基于NEPTUNE3D开展的脉冲功率装置汇流区三维PIC数值模拟

大型脉冲功率装置真空汇流区的电子输运过程对于电流汇聚有重要的影响，在高性能计算集群的帮助下，使用NEPTUNE3D软件开展三维全电磁PIC模拟进行了研究，模拟区域（34 cm×34 cm×18 cm）包括双层柱-孔盘旋（DPHC）结构和部分内、外磁绝缘传输线等关键位置。计算结果清晰地展示了零磁位区分布和电子输运轨迹，电子主要由外磁绝缘传输线阴极表面发射，在洛伦兹力作用下向中心漂移并损失在零磁位区处；对电子能量沉积的统计结果表明，受电子流轰击最严重的位置在DPHC结构下层阳极柱表面，来自大型脉冲功率装置的实验结果证实了上述结论。根据计算结果，最大电流损失率（437 kA，27%）发生在电流传输的早期时刻（～15 ns），而电流峰值时刻损失率则仅有0.48%，此时磁绝缘已完全生效，表明DPHC结构在峰值电流的汇聚与传输上有很高的效率。

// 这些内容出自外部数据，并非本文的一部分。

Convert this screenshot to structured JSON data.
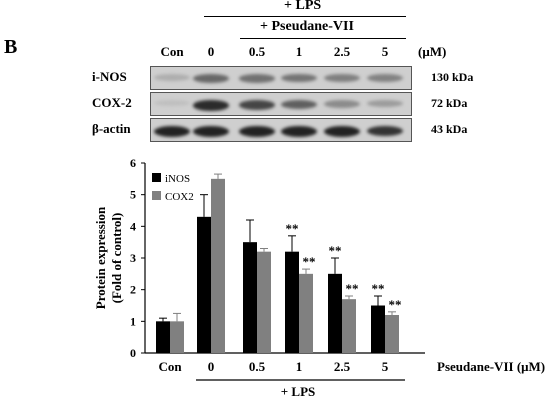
{
  "panel": {
    "label": "B"
  },
  "blot": {
    "lps_top": "+ LPS",
    "compound_top": "+ Pseudane-VII",
    "lanes": [
      "Con",
      "0",
      "0.5",
      "1",
      "2.5",
      "5"
    ],
    "unit": "(μM)",
    "rows": [
      {
        "label": "i-NOS",
        "kda": "130 kDa",
        "intensity": [
          0.15,
          0.55,
          0.5,
          0.48,
          0.42,
          0.4
        ]
      },
      {
        "label": "COX-2",
        "kda": "72 kDa",
        "intensity": [
          0.05,
          0.9,
          0.75,
          0.6,
          0.35,
          0.25
        ]
      },
      {
        "label": "β-actin",
        "kda": "43 kDa",
        "intensity": [
          0.95,
          0.95,
          0.95,
          0.95,
          0.95,
          0.85
        ]
      }
    ]
  },
  "chart_data": {
    "type": "bar",
    "categories": [
      "Con",
      "0",
      "0.5",
      "1",
      "2.5",
      "5"
    ],
    "x_suffix": "Pseudane-VII (μM)",
    "lps_label": "+ LPS",
    "ylabel": "Protein expression",
    "ylabel2": "(Fold of control)",
    "ylim": [
      0,
      6
    ],
    "yticks": [
      "0",
      "1",
      "2",
      "3",
      "4",
      "5",
      "6"
    ],
    "series": [
      {
        "name": "iNOS",
        "color": "#000000",
        "values": [
          1.0,
          4.3,
          3.5,
          3.2,
          2.5,
          1.5
        ],
        "errors": [
          0.1,
          0.7,
          0.7,
          0.5,
          0.5,
          0.3
        ],
        "sig": [
          "",
          "",
          "",
          "**",
          "**",
          "**"
        ]
      },
      {
        "name": "COX2",
        "color": "#808080",
        "values": [
          1.0,
          5.5,
          3.2,
          2.5,
          1.7,
          1.2
        ],
        "errors": [
          0.25,
          0.15,
          0.1,
          0.15,
          0.1,
          0.1
        ],
        "sig": [
          "",
          "",
          "",
          "**",
          "**",
          "**"
        ]
      }
    ]
  }
}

3D particle-in-cell simulations of current convolute structure on pulsed power facility using NEPTUNE3D

As electron transportation in vacuum convolute structure plays a quite important role during current converging process on pulsed power facility, fully three-dimensional (3D) particle-in-cell (PIC) simulations are performed using NEPTUNE3D code to explore this process. Simulated region (34 cm×34 cm×18 cm) including the double post-hole convolute (DPHC) structure is modeled and calculated with the help of high-performance computing clusters. The calculated results including the distributions of magnetic field nulls, trajectory of electron transportation, electrons lost on surfaces of anode posts, and time-integrated electron energy deposition damaging around the magnetic null areas between posts and holes, agree with the experimental ones from the large-scale pulsed power facility. According to the calculations, maximum current loss (437 kA, 27%) happens at early time (about 15 ns), while the loss drops dramatically to only 0.48% (34 kA) when current peaks at 53 ns (7.12 MA), at this time the magnetic insulations of transforming lines have been fully established, which also proves that the DPHC structure has especially high efficiency on high-density current converging.